La communauté médicale s’est émue de la parution au Journal Officiel du Décret n° 2021-685 du 28 mai 2021 relatif au pharmacien correspondant qui autorise les pharmaciens, sous certaines conditions, à renouveler les traitements chroniques et à en modifier éventuellement les posologies.
A juste titre selon les médecins, car il s’agit là d’un acte médical.
Il n’y a pas de renouvellement d’ordonnance.
Par contre, il y a des réévaluations de traitement, en fonction
- de l’évolution des données de la science
- de la position du patient et de l’évolution de son état de santé.
- de l’analyse des médecins quant aux deux éléments précédents.
Les médecins sont les seuls à pouvoir le faire parce que c’est leur métier
Un traitement chronique est l’aboutissement de dizaines d’heures d’examens, d’entretiens, de synthèses, un équilibre souvent fragile qu’il faut regarder avec circonspection et prudence.
Le pharmacien est il en position de le réévaluer ? Non
Le pharmacien est il en position de l’ajuster ? Non.
Le « renouvellement » nécessite un réexamen régulier du patient et ne doit être envisagé que sur des critères médicaux ou à l’aune d’une concertation entre médecins de premier et deuxième recours, voire après hospitalisation.

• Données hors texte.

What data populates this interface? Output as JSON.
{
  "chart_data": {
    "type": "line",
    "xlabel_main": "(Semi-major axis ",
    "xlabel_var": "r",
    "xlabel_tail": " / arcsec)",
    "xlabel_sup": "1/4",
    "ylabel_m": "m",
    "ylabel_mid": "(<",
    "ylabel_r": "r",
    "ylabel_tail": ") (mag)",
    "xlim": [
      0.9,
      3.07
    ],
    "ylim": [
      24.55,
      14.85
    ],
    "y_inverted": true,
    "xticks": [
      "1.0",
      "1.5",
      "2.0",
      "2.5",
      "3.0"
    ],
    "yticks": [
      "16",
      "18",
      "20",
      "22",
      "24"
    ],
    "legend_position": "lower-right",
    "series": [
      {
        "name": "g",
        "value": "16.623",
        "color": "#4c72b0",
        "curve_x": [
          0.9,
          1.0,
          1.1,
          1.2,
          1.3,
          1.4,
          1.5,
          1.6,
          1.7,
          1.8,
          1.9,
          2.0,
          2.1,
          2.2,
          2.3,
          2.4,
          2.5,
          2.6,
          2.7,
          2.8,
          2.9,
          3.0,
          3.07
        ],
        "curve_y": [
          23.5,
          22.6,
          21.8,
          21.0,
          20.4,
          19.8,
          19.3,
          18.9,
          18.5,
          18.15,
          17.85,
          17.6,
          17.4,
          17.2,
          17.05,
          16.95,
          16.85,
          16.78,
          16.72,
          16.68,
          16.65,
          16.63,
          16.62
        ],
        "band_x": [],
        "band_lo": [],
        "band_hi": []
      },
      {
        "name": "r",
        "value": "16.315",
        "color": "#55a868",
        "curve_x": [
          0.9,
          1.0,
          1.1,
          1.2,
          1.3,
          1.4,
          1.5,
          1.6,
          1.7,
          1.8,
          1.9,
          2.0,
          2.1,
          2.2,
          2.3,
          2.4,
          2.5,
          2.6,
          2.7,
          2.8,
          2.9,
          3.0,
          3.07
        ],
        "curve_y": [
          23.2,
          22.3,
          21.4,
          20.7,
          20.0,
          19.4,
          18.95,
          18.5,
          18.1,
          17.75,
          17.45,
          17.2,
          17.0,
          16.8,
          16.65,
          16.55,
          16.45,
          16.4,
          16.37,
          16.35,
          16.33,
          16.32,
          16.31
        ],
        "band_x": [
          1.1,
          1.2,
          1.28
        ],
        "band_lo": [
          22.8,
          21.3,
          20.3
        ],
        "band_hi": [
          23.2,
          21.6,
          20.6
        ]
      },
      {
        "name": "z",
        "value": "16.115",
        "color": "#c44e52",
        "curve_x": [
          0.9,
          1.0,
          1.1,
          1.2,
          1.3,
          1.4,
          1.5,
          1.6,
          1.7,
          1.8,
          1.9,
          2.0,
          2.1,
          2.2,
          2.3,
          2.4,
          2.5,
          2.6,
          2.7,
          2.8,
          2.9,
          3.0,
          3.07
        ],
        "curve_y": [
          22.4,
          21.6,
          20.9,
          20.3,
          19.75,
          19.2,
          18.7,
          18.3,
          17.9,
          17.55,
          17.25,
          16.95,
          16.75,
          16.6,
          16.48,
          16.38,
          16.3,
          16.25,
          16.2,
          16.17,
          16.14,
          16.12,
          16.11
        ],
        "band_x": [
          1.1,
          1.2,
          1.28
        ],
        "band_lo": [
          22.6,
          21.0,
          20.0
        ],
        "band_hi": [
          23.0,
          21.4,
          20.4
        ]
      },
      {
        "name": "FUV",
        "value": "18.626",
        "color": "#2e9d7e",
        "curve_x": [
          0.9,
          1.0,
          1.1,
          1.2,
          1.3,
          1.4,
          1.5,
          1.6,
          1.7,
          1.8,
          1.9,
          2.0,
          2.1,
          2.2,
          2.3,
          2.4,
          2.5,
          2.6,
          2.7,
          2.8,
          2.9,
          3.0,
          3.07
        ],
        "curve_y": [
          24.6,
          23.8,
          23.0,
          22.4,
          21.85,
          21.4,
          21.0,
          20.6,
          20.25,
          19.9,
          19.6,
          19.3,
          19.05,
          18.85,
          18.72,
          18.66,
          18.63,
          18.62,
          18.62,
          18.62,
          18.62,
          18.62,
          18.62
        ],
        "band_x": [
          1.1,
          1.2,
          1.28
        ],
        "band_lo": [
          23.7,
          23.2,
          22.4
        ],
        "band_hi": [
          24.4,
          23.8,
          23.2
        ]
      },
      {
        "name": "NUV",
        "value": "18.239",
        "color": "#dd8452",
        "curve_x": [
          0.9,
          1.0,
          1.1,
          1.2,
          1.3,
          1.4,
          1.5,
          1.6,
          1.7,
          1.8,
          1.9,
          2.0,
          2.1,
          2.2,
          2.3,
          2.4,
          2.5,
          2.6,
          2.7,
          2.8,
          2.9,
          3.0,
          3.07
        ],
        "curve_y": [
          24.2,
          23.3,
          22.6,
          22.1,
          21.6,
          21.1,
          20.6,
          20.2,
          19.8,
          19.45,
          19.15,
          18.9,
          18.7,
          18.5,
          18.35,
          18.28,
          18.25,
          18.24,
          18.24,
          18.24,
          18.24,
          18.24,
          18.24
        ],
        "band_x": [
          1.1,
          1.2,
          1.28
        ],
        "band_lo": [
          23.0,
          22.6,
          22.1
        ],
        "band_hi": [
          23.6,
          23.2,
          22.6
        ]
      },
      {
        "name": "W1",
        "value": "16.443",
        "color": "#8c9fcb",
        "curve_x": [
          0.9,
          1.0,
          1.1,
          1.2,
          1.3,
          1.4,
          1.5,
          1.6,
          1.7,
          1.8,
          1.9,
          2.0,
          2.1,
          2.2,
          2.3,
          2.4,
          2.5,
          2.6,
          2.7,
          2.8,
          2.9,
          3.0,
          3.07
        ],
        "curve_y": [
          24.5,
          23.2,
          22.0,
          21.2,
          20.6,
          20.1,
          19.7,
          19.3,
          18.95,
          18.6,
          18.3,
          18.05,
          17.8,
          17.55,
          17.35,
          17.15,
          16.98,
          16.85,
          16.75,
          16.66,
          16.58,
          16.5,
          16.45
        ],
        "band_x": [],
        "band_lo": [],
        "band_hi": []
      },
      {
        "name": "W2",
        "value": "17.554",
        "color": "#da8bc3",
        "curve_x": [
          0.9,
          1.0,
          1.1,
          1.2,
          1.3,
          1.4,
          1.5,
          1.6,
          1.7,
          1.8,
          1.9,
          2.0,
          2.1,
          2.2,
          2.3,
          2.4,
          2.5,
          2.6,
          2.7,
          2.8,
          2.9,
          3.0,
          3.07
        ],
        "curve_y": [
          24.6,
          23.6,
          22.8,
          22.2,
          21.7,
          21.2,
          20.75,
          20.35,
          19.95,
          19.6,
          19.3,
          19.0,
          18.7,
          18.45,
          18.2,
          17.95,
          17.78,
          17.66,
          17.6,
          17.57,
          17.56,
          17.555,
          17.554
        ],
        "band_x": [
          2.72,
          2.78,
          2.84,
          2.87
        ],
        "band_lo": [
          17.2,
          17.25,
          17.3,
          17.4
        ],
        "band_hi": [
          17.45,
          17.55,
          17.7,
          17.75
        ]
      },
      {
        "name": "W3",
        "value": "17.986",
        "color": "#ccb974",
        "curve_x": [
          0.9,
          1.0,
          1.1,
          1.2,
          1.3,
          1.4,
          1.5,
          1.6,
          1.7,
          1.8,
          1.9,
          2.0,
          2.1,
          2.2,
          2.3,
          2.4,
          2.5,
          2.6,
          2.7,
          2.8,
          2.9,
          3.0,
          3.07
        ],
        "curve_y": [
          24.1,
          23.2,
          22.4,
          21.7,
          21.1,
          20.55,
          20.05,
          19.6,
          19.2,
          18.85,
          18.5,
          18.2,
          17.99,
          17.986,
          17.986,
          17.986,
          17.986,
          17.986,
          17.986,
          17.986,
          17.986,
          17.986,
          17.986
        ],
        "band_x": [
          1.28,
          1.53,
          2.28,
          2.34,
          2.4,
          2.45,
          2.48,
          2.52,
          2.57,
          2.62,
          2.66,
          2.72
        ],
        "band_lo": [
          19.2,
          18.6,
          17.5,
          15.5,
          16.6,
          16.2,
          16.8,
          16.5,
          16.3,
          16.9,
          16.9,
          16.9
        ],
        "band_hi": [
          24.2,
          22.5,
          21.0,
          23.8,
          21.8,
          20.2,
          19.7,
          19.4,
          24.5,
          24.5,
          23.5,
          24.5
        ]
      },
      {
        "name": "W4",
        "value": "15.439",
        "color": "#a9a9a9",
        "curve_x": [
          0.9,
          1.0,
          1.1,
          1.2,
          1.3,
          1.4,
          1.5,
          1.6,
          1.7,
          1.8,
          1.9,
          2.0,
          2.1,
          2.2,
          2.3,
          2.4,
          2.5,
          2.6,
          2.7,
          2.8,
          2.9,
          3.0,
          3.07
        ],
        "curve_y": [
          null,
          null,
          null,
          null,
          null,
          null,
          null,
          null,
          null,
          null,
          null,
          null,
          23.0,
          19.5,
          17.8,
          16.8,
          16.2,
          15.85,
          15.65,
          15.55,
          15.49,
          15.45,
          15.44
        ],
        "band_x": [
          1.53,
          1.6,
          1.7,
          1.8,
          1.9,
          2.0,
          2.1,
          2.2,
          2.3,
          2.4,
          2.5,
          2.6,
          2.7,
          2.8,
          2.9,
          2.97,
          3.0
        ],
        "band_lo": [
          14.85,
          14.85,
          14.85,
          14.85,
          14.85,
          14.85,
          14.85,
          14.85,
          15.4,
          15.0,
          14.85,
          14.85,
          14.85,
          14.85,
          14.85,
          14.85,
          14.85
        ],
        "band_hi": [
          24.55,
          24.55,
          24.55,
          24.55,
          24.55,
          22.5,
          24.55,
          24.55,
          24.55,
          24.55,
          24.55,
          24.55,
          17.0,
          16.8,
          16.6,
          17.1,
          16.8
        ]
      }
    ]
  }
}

« Renouveler » un traitement sans passer par la case médecin représente de plus un risque accru d’accumulation de pathologies, d’apparition de symptômes traduisant une aggravation dont la prise en charge sera de facto retardée ; alors que le temps de consultation médicale restreint ne permettra pas d’appréhender les problématiques de façon exhaustive.
On l’a vu avec la Covid : des patients perdus de vue pendant six mois ont vu leurs hémoglobines glyquées s’envoler, les pathologies s’accumuler : ce n’est qu’un exemple pour illustrer le risque de perte de chance à terme. Et pourtant le pharmacien était théoriquement dans l’obligation d’informer les médecins de cette prolongation de traitement.
Est-ce une mesure d’économie ? On peut le craindre. Confier le Soin au prestataire, à celui qui délivre le traitement est une aberration en plus d’être un risque pour le patient.
Et pourtant, il n’y a rien de nouveau sous le soleil !
Le rôle de pharmacien correspondant autorisé, entre autres, à renouveler et modifier les traitements, a été introduit par l’article 38 de la loi HPST (loi « Bachelot » de triste mémoire) en 2009.
Puis renouvelé et simplifié par l’article 39 de la loi de Financement de la Sécurité Sociale 2019.
Les infirmiers peuvent d’ailleurs, sous certaines conditions, adapter eux aussi les posologies des traitements !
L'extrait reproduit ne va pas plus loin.